6. Add real hardware support only when ready#
Replay support does not provide robot control. A hardware PR must implement
the RobotBackend contract in src/handumi/real/backends/__init__.py:
prepare, connect, home, command, hold, health check, and close. Register it
lazily in make_real_backend, declare it in the robot YAML as
real.backend, keep vendor units and SDK code inside that backend, and add
backend tests. configs/rig.yaml should only hold local transport details
such as CAN ports.
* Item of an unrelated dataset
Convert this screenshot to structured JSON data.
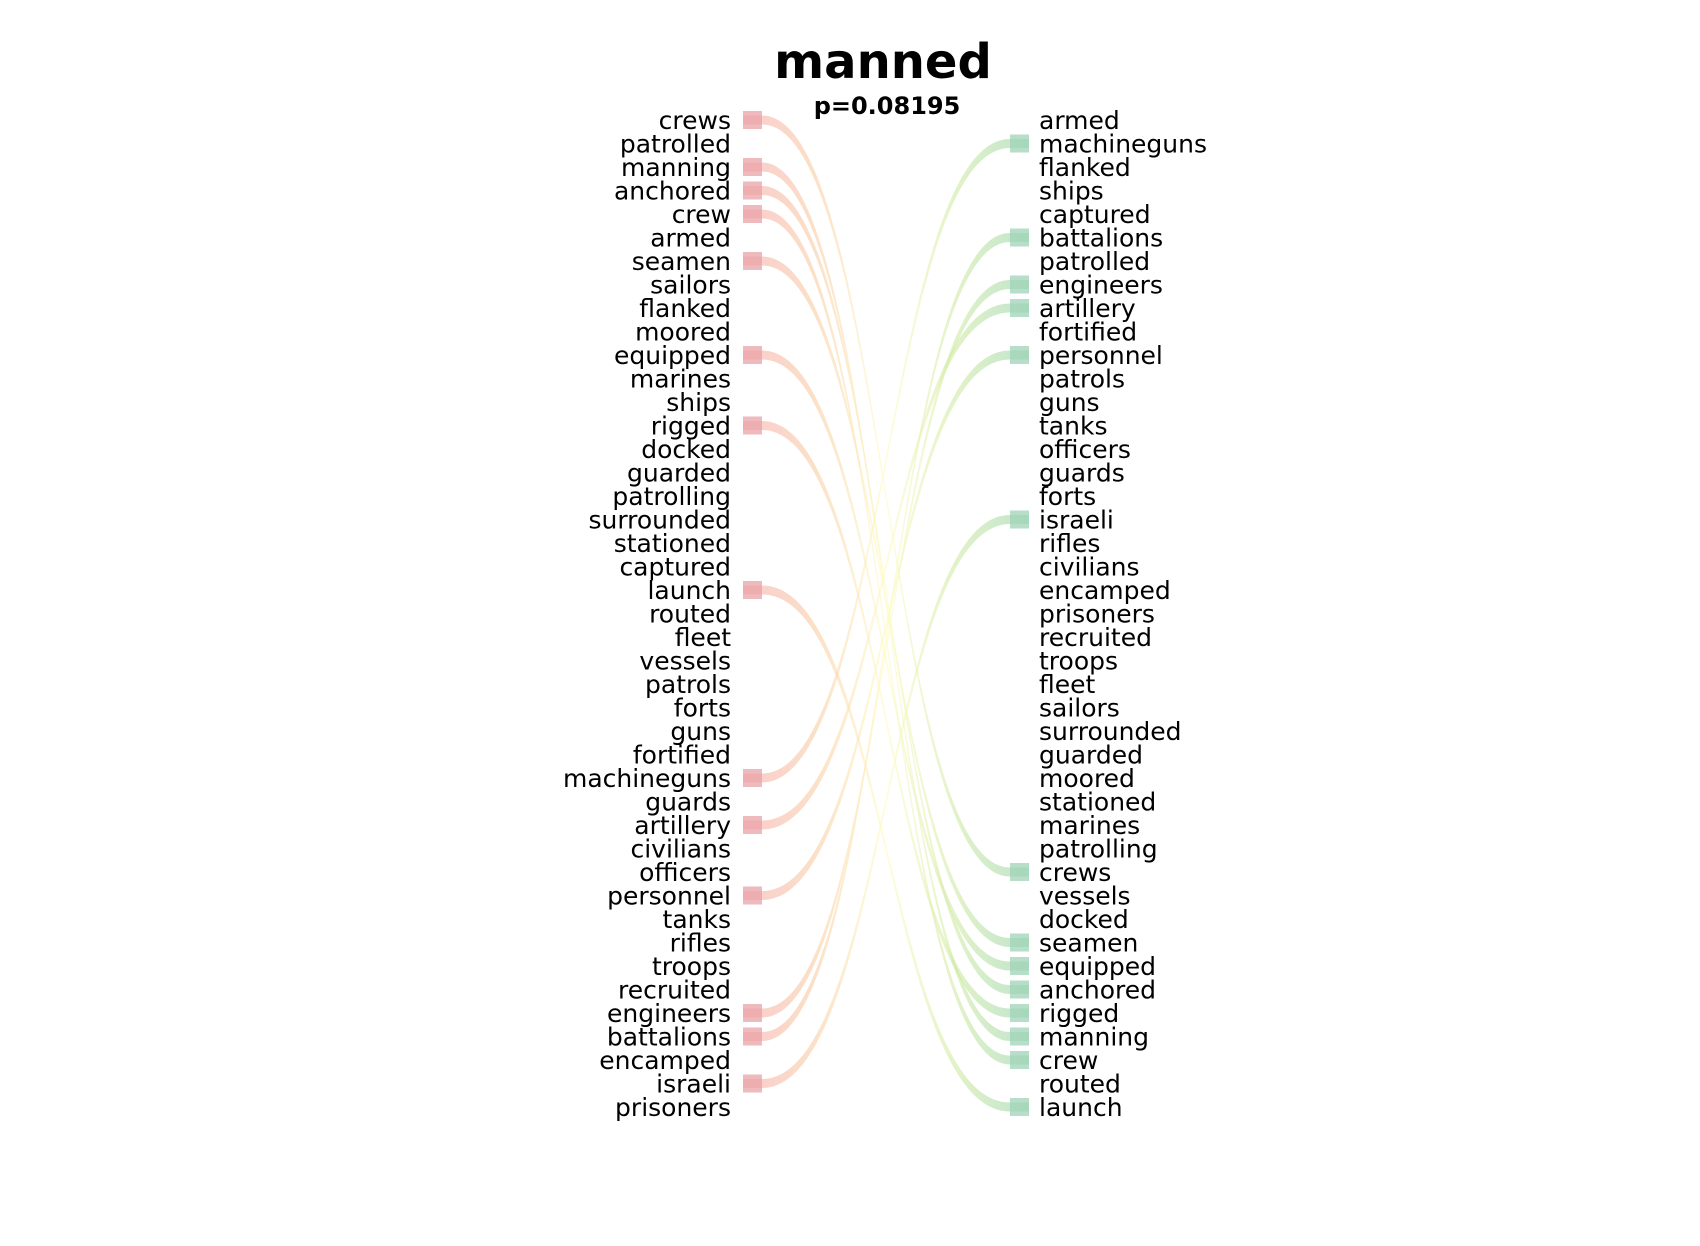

Real control uses radians, meters, normalized openings, and
XYZW pose quaternions.
7. Open the pull request#
Before opening the PR, run:
JAX_PLATFORMS=cpu uv run pytest -q
uv build
.venv-docs/bin/sphinx-build -W -b html docs/source /tmp/handumi-docs
git status --short
The PR description should state:
robot model, vendor source, immutable revision, and license;
scope: simulation, absolute replay, and/or real hardware;
frame convention, TCP and gripper mapping decisions;
replay command, frame count, and position/rotation error summary;
a simulator screenshot or short recording;
physical calibration evidence only when claiming hardware support.
Completion checklist#
Assets and their provenance/license are committed.
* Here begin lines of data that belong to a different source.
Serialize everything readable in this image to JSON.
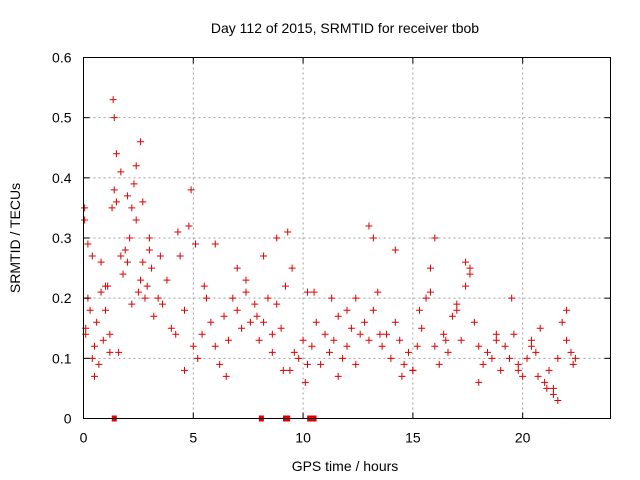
{
  "chart_data": {
    "type": "scatter",
    "title": "Day 112 of 2015, SRMTID for receiver tbob",
    "xlabel": "GPS time / hours",
    "ylabel": "SRMTID / TECUs",
    "xlim": [
      0,
      24
    ],
    "ylim": [
      0,
      0.6
    ],
    "xticks": [
      0,
      5,
      10,
      15,
      20
    ],
    "yticks": [
      0,
      0.1,
      0.2,
      0.3,
      0.4,
      0.5,
      0.6
    ],
    "xtick_labels": [
      "0",
      "5",
      "10",
      "15",
      "20"
    ],
    "ytick_labels": [
      "0",
      "0.1",
      "0.2",
      "0.3",
      "0.4",
      "0.5",
      "0.6"
    ],
    "grid": true,
    "marker": "plus",
    "color": "#e00000",
    "series": [
      {
        "name": "SRMTID",
        "x": [
          0.05,
          0.1,
          0.2,
          0.3,
          0.4,
          0.5,
          0.6,
          0.7,
          0.8,
          0.9,
          1.0,
          1.1,
          1.2,
          1.3,
          1.4,
          1.5,
          1.6,
          1.7,
          1.8,
          1.9,
          2.0,
          2.1,
          2.2,
          2.3,
          2.4,
          2.5,
          2.6,
          2.7,
          2.8,
          2.9,
          3.0,
          3.2,
          3.4,
          3.6,
          3.8,
          4.0,
          4.2,
          4.4,
          4.6,
          4.8,
          5.0,
          5.2,
          5.4,
          5.6,
          5.8,
          6.0,
          6.2,
          6.4,
          6.6,
          6.8,
          7.0,
          7.2,
          7.4,
          7.6,
          7.8,
          8.0,
          8.2,
          8.4,
          8.6,
          8.8,
          9.0,
          9.2,
          9.4,
          9.6,
          9.8,
          10.0,
          10.2,
          10.4,
          10.6,
          10.8,
          11.0,
          11.2,
          11.4,
          11.6,
          11.8,
          12.0,
          12.2,
          12.4,
          12.6,
          12.8,
          13.0,
          13.2,
          13.4,
          13.6,
          13.8,
          14.0,
          14.2,
          14.4,
          14.6,
          14.8,
          15.0,
          15.2,
          15.4,
          15.6,
          15.8,
          16.0,
          16.2,
          16.4,
          16.6,
          16.8,
          17.0,
          17.2,
          17.4,
          17.6,
          17.8,
          18.0,
          18.2,
          18.4,
          18.6,
          18.8,
          19.0,
          19.2,
          19.4,
          19.6,
          19.8,
          20.0,
          20.2,
          20.4,
          20.6,
          20.8,
          21.0,
          21.2,
          21.4,
          21.6,
          21.8,
          22.0,
          22.2,
          22.4,
          0.05,
          0.2,
          0.5,
          0.8,
          1.35,
          1.4,
          1.5,
          1.7,
          2.0,
          2.4,
          2.6,
          2.7,
          3.0,
          3.5,
          4.3,
          4.9,
          5.1,
          6.0,
          7.0,
          7.4,
          8.2,
          8.8,
          9.3,
          10.2,
          11.3,
          12.0,
          13.0,
          13.2,
          14.2,
          15.0,
          15.8,
          16.0,
          17.0,
          17.4,
          17.6,
          19.5,
          20.7,
          21.4,
          21.6,
          22.0,
          0.1,
          0.4,
          1.0,
          1.2,
          2.2,
          3.1,
          4.6,
          5.5,
          6.5,
          7.9,
          8.6,
          9.1,
          9.5,
          10.1,
          10.5,
          11.6,
          12.4,
          13.5,
          14.5,
          15.3,
          16.5,
          18.0,
          18.8,
          19.8,
          20.4,
          21.1,
          22.3
        ],
        "y": [
          0.33,
          0.15,
          0.2,
          0.18,
          0.27,
          0.12,
          0.16,
          0.09,
          0.21,
          0.13,
          0.18,
          0.22,
          0.14,
          0.35,
          0.38,
          0.36,
          0.11,
          0.27,
          0.24,
          0.28,
          0.26,
          0.3,
          0.35,
          0.39,
          0.42,
          0.21,
          0.23,
          0.26,
          0.2,
          0.22,
          0.28,
          0.17,
          0.2,
          0.19,
          0.23,
          0.15,
          0.14,
          0.27,
          0.18,
          0.32,
          0.12,
          0.1,
          0.14,
          0.2,
          0.16,
          0.12,
          0.09,
          0.17,
          0.13,
          0.2,
          0.18,
          0.15,
          0.21,
          0.16,
          0.19,
          0.13,
          0.16,
          0.2,
          0.14,
          0.19,
          0.15,
          0.22,
          0.08,
          0.11,
          0.1,
          0.13,
          0.09,
          0.12,
          0.16,
          0.09,
          0.14,
          0.11,
          0.13,
          0.17,
          0.1,
          0.12,
          0.15,
          0.09,
          0.14,
          0.16,
          0.13,
          0.18,
          0.21,
          0.12,
          0.14,
          0.1,
          0.16,
          0.13,
          0.09,
          0.11,
          0.08,
          0.12,
          0.15,
          0.2,
          0.25,
          0.12,
          0.09,
          0.14,
          0.11,
          0.17,
          0.18,
          0.13,
          0.22,
          0.25,
          0.16,
          0.12,
          0.09,
          0.11,
          0.1,
          0.13,
          0.08,
          0.12,
          0.1,
          0.14,
          0.09,
          0.07,
          0.1,
          0.13,
          0.11,
          0.15,
          0.06,
          0.08,
          0.05,
          0.1,
          0.16,
          0.13,
          0.11,
          0.1,
          0.35,
          0.29,
          0.07,
          0.26,
          0.53,
          0.5,
          0.44,
          0.41,
          0.37,
          0.33,
          0.46,
          0.36,
          0.3,
          0.27,
          0.31,
          0.38,
          0.29,
          0.29,
          0.25,
          0.23,
          0.27,
          0.3,
          0.31,
          0.21,
          0.2,
          0.18,
          0.32,
          0.3,
          0.28,
          0.08,
          0.21,
          0.3,
          0.19,
          0.26,
          0.24,
          0.2,
          0.07,
          0.04,
          0.03,
          0.18,
          0.14,
          0.1,
          0.22,
          0.11,
          0.19,
          0.25,
          0.08,
          0.22,
          0.07,
          0.17,
          0.11,
          0.08,
          0.25,
          0.06,
          0.21,
          0.07,
          0.2,
          0.14,
          0.07,
          0.18,
          0.13,
          0.06,
          0.14,
          0.08,
          0.12,
          0.05,
          0.09
        ],
        "rug_x": [
          1.4,
          8.1,
          9.2,
          9.3,
          10.3,
          10.4,
          10.5
        ]
      }
    ]
  }
}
Combined URDF and all meshes load.
TCPs, joint order, limits, home pose, and gripper mapping are tested.
Robot assets are included in the wheel.
Table calibration is present for absolute-table replay.
verified: trueis used only for a measured physical installation.Replay passes with acceptable IK and gripper aperture.
Real backend and safety tests exist if real teleoperation is claimed.
README/docs are updated and the full test, build, and docs checks pass.